/Dstl-Satellite-Imagery-Feature-Detection

Place 18 solution for the Dstl feature detection kaggle challenge https://www.kaggle.com/c/dstl-satellite-imagery-feature-detection

Primary LanguagePythonMIT LicenseMIT

Dstl-Satellite-Imagery-Feature-Detection

Place 18 solution for the Dstl feature detection kaggle challenge from DeepVoltaire and Hao

The goal was to find ten potentially overlapping features (buildings, other structures, roads, tracks, trees, crops, rivers, lakes, trucks, cars) in satellite images.
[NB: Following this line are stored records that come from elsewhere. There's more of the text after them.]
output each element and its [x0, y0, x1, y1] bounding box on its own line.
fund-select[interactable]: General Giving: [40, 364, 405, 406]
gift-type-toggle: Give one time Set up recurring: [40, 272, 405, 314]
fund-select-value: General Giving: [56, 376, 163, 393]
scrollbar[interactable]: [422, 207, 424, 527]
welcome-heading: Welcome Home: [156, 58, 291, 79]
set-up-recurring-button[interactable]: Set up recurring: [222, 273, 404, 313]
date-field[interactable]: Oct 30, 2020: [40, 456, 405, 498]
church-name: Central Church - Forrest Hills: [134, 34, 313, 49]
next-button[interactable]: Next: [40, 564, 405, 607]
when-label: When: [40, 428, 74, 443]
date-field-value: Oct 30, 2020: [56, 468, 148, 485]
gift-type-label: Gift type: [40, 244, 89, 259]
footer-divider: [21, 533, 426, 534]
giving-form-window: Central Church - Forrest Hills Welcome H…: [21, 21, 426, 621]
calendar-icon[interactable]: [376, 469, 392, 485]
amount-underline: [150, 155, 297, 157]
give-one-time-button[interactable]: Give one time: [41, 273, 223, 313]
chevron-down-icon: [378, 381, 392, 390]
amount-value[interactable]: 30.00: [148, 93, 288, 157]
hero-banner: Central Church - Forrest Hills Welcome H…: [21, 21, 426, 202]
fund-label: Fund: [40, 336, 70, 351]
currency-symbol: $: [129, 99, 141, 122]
This solution uses the U-Net neural network architecture to segment the images for ten binary classes.

Example input image

Raw training image

Example output feature detection

Binary segmentations

To reconstruct the solution

  • Put all data from Kaggle into data/
  • run Preprocessing.py, then training.py and finally submission.py for a good solution from one single model
  • to improve, run the same U-Net model for several classes individually (change the output to only include one class). I used additional single models for buildings, structures, tracks and trees, the other predictions performed better from the 10 class model.

Thanks to visoft, n01z3, Sergey Mushinskiy, Konstantin Lopuhin for the great scripts and discussions.